Am Samstag gastiert nun mit der SG Nußloch ein Aufstiegskandidat in der Arena an der Echaz.

Volker Greiner erwartet einen körperlich starken und durchschlagskräftigen Gst, der am Samstag seine Visitenkarte in der App-Halle abgibt. Dem möchte Greiner mit dem Ausspielen der Schnelligkeitsvorteile des VfL begegnen, auch da die Gäste eine aggressive Abwehr stellen, die er als kompakt und kompromisslos ansieht.

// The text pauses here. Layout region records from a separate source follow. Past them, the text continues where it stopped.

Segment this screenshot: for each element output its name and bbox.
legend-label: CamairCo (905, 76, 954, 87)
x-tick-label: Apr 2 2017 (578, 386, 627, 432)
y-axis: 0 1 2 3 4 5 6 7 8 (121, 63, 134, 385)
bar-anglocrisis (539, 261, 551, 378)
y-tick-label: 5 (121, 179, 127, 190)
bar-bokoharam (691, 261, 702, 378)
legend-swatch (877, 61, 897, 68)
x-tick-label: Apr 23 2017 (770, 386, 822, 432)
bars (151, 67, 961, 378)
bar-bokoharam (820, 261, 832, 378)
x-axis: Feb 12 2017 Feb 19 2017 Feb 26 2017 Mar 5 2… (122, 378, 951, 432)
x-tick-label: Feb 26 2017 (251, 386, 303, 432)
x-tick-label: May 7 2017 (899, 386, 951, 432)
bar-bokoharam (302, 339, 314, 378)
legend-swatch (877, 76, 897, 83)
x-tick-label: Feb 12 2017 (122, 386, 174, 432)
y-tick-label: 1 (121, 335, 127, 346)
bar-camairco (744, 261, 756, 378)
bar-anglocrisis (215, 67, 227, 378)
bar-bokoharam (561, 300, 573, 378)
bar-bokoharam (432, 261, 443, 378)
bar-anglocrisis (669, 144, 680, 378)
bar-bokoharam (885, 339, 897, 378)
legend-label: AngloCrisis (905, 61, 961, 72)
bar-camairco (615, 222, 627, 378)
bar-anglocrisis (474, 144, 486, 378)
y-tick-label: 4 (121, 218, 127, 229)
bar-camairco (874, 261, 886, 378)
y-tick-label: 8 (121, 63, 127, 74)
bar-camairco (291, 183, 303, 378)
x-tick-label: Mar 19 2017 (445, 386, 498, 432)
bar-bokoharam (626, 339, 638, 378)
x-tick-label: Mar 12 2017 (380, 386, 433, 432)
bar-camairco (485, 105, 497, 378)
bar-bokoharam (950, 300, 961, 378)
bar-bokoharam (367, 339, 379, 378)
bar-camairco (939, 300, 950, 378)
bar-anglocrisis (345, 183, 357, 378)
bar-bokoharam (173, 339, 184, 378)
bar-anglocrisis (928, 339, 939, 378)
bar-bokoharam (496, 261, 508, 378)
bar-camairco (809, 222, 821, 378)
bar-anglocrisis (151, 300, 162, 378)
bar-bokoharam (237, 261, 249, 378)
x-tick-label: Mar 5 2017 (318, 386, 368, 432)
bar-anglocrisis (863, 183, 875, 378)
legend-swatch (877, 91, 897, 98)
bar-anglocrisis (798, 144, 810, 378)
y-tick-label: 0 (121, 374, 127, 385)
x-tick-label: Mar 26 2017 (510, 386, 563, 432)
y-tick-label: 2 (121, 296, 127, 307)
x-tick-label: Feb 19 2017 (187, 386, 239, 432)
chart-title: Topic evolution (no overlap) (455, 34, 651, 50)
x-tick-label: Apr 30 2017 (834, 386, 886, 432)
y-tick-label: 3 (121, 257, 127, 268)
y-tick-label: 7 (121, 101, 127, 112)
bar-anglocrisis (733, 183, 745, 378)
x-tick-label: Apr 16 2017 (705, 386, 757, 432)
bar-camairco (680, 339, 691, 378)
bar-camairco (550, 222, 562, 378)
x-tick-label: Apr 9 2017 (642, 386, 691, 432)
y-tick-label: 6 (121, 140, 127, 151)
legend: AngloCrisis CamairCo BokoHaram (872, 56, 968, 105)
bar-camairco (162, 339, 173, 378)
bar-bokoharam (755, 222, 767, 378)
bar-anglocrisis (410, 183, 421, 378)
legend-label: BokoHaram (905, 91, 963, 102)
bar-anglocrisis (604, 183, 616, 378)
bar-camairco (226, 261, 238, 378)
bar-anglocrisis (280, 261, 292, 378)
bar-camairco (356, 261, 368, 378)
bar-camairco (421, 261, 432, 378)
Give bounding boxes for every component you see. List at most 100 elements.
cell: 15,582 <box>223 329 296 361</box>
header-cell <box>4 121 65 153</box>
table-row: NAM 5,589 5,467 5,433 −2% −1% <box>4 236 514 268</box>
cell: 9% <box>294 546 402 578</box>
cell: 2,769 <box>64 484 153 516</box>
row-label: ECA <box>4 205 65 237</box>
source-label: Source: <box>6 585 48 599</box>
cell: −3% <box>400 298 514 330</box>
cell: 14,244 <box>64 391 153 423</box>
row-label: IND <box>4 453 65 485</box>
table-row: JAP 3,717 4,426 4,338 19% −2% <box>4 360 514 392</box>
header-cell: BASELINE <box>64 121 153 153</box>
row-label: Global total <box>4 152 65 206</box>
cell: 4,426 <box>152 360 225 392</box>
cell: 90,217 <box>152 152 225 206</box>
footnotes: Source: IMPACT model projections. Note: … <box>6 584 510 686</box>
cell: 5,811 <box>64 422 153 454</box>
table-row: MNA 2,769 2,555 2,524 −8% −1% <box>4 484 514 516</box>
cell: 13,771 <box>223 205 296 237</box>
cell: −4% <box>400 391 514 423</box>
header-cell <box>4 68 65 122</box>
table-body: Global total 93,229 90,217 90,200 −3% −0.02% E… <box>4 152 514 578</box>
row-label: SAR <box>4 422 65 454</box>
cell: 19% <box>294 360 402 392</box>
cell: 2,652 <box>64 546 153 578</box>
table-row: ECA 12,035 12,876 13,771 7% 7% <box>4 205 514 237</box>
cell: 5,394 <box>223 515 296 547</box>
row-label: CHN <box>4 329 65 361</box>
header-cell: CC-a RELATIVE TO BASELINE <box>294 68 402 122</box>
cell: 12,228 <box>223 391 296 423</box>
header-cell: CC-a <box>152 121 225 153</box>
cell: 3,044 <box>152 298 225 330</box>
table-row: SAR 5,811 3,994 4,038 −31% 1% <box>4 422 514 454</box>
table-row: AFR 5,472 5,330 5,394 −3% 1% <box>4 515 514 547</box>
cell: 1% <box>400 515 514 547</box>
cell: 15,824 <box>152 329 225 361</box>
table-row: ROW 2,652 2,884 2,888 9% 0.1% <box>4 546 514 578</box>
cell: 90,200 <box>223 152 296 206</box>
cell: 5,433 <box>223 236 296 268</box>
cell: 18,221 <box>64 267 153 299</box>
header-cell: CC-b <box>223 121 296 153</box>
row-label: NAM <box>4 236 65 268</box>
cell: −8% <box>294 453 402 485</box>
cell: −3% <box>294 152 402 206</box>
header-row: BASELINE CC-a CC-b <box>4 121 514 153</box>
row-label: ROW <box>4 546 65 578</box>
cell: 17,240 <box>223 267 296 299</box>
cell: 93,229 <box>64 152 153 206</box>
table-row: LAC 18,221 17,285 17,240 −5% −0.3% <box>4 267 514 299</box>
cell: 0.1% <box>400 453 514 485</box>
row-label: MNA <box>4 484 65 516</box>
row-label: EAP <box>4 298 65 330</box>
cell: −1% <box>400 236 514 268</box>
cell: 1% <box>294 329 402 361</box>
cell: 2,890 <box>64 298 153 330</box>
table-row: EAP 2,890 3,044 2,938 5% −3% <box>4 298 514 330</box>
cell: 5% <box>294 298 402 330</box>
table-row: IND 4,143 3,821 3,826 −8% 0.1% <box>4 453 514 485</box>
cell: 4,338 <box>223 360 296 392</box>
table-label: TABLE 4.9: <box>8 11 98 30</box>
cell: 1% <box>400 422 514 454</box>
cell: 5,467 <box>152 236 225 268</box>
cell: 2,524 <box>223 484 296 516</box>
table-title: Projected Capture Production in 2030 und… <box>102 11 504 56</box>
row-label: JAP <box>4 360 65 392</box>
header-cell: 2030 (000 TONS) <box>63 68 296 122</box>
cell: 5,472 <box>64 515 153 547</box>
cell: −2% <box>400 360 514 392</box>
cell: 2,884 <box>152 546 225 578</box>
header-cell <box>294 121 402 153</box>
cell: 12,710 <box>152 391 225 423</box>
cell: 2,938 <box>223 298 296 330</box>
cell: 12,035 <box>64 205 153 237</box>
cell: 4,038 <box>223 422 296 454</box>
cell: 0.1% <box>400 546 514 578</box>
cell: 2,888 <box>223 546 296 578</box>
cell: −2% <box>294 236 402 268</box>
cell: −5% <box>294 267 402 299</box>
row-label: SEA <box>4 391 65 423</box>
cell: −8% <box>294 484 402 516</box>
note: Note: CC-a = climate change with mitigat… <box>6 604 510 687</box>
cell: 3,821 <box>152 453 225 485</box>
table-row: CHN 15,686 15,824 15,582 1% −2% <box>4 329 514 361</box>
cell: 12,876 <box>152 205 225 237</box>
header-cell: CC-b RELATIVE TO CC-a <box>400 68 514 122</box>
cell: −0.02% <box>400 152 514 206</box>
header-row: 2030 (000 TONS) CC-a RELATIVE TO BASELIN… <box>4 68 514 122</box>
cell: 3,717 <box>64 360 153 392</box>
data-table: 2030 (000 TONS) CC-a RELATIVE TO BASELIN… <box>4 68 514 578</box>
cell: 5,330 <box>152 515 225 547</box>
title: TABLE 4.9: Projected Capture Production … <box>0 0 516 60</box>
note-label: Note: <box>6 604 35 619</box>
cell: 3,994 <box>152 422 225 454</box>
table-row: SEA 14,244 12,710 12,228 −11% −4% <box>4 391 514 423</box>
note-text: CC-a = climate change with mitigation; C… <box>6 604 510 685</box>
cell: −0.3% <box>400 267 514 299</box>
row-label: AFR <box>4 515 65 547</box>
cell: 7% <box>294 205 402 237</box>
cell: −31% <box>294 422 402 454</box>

Seinem Team gibt er mit auf den Weg, „dass es sich zu keiner Zeit sicher fühlen darf“ denn bereits beim Nußlocher Gastspiel bei der SG Pforzheim/Eutingen bewies die Kalabic-Sieben, dass sie hohe Rückstände aufholen kann. Mit dem starken Pfullinger Publikum im Rücken möchte der VfL auch die zweite Hürde der Runde bezwingen.

Dabei helfen könnten die Deutschen Meister der „Independent Steps“, die in der Halbzeitpause auftreten werden. Vielleicht können sie den Gästespielern mit Ihrer Choreografie den Kopf verdrehen.